The number of small forage fish declined as the density of Age-0 bass increased. Further, mean length of the Age-0 bass decreased as their density increased. At high densities, the Age-0 bass appeared food limited.
Food limitation does not directly affect survival of Age-0 bass, at least not through their first summer. When high densities of bass deplete the available food supply, the growth of the young bass slows. The longer they stay small, the more vulnerable they are to predators. In this experiment, yearling bass were the predator.
Predation on slow-growing, Age-0 bass is a double-edged sword. First, the smaller bass are vulnerable to a greater number of predators. Second, because predators satisfy their energy demand by weight consumed, not numbers, the yearling bass will eat more Age-0 bass in a high-density, slow-growing population with small Age-0 bass than in a less-dense, fast-growing population where the Age-0 bass are larger.

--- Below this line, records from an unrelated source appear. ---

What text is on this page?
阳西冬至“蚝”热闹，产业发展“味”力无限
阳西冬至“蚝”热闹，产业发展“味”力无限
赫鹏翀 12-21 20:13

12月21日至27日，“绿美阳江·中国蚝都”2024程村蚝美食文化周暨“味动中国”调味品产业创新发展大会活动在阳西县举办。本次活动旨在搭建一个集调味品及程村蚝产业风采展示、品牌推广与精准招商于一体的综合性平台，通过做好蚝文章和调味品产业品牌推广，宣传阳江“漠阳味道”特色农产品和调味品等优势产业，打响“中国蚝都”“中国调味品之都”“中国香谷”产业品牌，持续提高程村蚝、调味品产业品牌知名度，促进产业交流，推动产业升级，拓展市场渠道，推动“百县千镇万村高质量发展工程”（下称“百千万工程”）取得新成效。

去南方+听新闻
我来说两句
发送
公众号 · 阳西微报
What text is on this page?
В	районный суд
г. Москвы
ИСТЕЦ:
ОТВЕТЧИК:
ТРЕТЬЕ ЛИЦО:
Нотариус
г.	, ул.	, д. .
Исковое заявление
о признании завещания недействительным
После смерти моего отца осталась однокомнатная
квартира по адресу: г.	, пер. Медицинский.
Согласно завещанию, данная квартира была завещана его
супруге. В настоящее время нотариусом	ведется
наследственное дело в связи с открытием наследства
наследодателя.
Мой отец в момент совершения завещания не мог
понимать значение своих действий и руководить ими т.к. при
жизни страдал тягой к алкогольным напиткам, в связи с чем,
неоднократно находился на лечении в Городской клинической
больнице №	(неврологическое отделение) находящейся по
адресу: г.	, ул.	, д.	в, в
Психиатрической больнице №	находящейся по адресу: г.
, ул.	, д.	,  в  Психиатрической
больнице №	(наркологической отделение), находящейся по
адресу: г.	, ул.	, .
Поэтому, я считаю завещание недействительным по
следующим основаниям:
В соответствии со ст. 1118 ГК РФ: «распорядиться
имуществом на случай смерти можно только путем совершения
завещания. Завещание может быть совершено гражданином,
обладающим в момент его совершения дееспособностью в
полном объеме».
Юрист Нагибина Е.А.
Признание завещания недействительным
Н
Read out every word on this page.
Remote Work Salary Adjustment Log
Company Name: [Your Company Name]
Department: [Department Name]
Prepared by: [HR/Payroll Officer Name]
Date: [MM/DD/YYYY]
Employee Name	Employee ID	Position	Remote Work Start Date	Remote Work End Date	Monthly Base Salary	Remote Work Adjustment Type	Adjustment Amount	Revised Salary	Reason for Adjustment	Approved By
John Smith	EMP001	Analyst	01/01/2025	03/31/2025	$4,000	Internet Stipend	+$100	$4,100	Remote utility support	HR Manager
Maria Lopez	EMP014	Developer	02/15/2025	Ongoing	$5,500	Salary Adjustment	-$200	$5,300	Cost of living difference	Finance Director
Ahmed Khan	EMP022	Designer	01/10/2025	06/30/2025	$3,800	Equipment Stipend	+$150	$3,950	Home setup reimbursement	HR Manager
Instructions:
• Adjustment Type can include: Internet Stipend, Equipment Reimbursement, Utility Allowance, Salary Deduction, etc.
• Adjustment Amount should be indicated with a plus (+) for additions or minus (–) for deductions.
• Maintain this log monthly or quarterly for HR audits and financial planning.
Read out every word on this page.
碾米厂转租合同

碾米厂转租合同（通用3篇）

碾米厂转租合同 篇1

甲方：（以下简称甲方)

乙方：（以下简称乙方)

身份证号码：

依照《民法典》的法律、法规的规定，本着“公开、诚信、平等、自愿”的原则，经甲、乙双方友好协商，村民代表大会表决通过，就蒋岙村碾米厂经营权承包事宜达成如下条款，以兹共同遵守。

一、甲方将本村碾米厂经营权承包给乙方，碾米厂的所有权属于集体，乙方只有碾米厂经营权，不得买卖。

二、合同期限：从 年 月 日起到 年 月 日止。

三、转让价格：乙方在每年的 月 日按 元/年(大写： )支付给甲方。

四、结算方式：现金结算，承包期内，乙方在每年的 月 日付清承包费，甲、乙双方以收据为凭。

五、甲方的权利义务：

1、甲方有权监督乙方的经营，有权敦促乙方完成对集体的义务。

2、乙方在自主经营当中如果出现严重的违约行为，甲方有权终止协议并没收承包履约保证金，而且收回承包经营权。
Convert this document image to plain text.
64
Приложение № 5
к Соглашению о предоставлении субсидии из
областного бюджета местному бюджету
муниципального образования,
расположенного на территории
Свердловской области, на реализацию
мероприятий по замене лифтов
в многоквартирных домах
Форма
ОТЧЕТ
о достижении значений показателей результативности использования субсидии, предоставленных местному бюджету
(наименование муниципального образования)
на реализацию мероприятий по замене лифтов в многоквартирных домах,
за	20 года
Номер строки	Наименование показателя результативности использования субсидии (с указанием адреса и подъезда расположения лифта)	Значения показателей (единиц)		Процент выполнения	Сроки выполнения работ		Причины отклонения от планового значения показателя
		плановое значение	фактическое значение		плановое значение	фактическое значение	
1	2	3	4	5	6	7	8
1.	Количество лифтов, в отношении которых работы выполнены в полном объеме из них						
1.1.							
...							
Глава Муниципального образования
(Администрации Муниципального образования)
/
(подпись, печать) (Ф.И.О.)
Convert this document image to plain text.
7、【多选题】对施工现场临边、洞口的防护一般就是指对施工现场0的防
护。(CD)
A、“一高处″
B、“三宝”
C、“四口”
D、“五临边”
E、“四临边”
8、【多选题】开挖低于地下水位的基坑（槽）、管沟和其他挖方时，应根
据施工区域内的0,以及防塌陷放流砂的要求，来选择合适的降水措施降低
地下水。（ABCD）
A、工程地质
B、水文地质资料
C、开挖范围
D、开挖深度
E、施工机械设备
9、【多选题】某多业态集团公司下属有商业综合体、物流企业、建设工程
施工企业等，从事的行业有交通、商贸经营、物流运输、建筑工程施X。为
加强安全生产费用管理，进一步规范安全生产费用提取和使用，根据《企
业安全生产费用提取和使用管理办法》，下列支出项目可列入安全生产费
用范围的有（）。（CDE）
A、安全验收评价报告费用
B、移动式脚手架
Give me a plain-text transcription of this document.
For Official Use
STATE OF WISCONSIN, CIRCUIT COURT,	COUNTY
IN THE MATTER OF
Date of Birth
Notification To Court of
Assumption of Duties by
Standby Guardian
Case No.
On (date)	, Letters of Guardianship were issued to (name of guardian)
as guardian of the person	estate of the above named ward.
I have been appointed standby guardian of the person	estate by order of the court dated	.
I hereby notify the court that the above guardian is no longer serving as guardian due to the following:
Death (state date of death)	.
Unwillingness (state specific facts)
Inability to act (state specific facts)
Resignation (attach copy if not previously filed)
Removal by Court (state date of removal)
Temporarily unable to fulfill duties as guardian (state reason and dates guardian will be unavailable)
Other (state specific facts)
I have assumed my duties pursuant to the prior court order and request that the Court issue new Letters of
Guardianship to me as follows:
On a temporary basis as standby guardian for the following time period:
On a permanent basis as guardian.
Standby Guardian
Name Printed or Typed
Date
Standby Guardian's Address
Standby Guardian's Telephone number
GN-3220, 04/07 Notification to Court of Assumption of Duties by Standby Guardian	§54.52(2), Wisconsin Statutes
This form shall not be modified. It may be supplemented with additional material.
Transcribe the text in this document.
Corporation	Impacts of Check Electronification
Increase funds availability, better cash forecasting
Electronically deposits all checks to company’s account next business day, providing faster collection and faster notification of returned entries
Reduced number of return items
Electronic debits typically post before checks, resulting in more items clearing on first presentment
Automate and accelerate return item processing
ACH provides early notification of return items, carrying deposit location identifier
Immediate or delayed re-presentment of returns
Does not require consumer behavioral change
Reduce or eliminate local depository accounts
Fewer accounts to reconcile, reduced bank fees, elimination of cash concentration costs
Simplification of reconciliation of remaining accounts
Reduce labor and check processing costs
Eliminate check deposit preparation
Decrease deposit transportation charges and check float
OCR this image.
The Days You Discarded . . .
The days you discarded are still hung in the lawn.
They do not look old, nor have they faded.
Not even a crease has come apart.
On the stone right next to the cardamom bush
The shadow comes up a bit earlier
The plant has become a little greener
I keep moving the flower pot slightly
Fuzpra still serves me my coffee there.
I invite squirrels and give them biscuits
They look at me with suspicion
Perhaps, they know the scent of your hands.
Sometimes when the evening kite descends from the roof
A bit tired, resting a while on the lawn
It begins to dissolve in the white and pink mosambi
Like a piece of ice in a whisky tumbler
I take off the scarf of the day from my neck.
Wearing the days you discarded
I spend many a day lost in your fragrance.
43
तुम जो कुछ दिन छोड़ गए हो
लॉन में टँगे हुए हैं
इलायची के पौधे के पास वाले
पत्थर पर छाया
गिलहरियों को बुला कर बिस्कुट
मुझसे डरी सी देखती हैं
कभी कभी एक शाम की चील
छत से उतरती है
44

This simple and long-overdue study did not produce any revelations, but it provided solid scientific evidence to support the reasoning that good managers have applied for many years. There are two implications that should make anglers take notice. First, the fear factor about bed-fishing destroying bass fisheries promulgated by some scientists over the past two decades, and the need to protect spawning bass, are without substance in all lakes except those with so few adult bass that they probably aren’t worth fishing.
The second implication is that stocking bass into waters with existing bass populations is a waste. Indeed, excessive stocking could even lower the recruitment if the growth of Age-0 bass, both wild-spawned and stocked, is strongly suppressed.